The relationship between Roland and Jake is apparently key to the books, but it doesn’t get too much development here. It makes sense that Jake, as the audience identification character, is given more emphasis, but it detracts from the inherently interesting Gunslinger and Man in Black characters. Taylor, a relative newcomer, does his best as the troubled character and is generally sympathetic throughout the film. Jake winds up being an extreme example of the ‘chosen one’ trope, and the handling of the character nudges The Dark Tower into Young Adult fiction territory. He must overcome tragedy, has fantastical abilities he must hone, and stumbles into an adventure in a magical world. While this approach is too generic, it gets the job done.

McConaughey has as much fun as he can with the role of the mercurial, wicked Man in Black. There’s a seductiveness to his brand of menace, and McConaughey practices enough restraint so that he does not chew the mostly drab scenery to pieces. When McConaughey and Elba are pitted against each other, the sparks don’t fly as fiercely and as wildly as one hopes they would. Just as with this iteration of Roland Deschain however, the Man in Black doesn’t feel as substantial a character as he should.

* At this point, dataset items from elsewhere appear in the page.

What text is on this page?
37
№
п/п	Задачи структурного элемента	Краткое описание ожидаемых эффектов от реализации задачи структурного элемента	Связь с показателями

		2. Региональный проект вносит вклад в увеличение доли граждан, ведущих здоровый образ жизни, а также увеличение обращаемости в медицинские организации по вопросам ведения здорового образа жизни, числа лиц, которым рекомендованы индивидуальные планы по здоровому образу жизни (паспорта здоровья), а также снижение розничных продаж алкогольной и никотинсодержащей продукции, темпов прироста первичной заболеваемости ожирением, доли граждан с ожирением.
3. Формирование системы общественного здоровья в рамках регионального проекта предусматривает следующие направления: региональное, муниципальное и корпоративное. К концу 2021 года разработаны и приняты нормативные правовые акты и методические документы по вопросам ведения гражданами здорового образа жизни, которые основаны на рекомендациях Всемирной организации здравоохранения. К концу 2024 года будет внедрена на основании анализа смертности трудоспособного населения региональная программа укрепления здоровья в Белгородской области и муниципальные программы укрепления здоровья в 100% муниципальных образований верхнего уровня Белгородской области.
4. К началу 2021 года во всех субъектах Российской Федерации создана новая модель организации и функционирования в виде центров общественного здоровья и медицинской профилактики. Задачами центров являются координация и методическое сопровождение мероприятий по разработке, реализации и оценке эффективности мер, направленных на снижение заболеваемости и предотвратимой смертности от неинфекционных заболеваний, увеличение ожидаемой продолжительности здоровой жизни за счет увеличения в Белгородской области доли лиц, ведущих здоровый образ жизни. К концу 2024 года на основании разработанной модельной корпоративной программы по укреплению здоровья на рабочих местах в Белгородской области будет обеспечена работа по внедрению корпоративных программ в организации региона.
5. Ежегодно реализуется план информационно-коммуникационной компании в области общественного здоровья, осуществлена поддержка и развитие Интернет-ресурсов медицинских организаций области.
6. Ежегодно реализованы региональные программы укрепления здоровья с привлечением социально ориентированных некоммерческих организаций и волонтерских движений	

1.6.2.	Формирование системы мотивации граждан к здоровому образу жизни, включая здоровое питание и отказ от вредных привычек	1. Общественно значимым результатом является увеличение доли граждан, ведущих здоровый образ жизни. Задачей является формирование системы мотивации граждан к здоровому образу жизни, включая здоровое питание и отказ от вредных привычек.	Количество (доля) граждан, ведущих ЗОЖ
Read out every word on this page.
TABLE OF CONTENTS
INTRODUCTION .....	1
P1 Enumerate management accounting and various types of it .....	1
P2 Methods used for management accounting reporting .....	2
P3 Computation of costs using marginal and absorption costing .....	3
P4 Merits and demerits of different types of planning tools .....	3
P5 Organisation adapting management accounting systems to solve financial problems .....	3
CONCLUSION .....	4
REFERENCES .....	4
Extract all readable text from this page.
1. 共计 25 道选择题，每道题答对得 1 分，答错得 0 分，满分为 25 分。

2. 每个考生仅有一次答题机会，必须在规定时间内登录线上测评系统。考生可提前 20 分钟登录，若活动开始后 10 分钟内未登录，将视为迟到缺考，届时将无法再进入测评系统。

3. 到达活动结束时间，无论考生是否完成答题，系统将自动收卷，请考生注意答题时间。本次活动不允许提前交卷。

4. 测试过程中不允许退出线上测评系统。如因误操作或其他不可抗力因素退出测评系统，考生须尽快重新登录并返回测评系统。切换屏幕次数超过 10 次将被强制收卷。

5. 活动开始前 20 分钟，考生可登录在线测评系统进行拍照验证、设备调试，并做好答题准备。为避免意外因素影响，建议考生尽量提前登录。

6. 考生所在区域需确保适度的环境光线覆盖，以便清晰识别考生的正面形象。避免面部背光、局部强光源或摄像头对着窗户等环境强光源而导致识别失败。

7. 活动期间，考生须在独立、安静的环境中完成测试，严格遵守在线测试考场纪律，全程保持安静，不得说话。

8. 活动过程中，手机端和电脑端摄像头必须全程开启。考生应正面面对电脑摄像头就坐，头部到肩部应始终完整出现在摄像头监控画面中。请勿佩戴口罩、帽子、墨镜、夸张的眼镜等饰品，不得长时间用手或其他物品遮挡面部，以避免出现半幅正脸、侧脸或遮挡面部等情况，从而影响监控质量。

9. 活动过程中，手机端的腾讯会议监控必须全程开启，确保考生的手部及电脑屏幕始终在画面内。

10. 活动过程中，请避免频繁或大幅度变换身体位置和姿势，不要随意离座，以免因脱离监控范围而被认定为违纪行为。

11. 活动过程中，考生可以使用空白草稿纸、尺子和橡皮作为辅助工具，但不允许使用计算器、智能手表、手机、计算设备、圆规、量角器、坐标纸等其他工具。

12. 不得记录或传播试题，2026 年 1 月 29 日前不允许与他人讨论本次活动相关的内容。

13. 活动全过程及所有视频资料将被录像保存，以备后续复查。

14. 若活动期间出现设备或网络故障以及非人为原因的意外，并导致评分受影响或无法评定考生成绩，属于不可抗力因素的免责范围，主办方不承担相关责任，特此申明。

There will be a TV series planned to bridge this film and its sequel, which Arcel has promised will be more faithful to the books than this film is. The Dark Tower is meant to launch a ‘Connected KINGdom’ cinematic universe uniting all of Stephen King’s works, with Easter Eggs from It, The Shining, The Shawshank Redemption, Cujo, Christine and others hidden in the film. Given all this, The Dark Tower feels sufficiently self-contained, and doesn’t come off as merely a long trailer for what’s to follow.

The Dark Tower is intermittently thrilling, sometimes entertaining, and runs a lean 95 minutes. It doesn’t have the feel of a sprawling epic, but that isn’t entirely a bad thing, since the audience isn’t overwhelmed with exposition-dumps and massive amounts of lore to process. However, it makes more of a dent than an impact, and isn’t especially memorable given the potential in its premise and the extent to which King has developed his universe. We’re far from the most qualified to judge how this stacks up against the source material, but we have a feeling that those who’ve been waiting a decade for a Dark Tower movie to materialise might feel indifferent if not disappointed.

Summary: The Dark Tower has charismatic leads and doesn’t twaddle in setting up its plot, but it comes off as generic and slight when it should be an absorbing epic.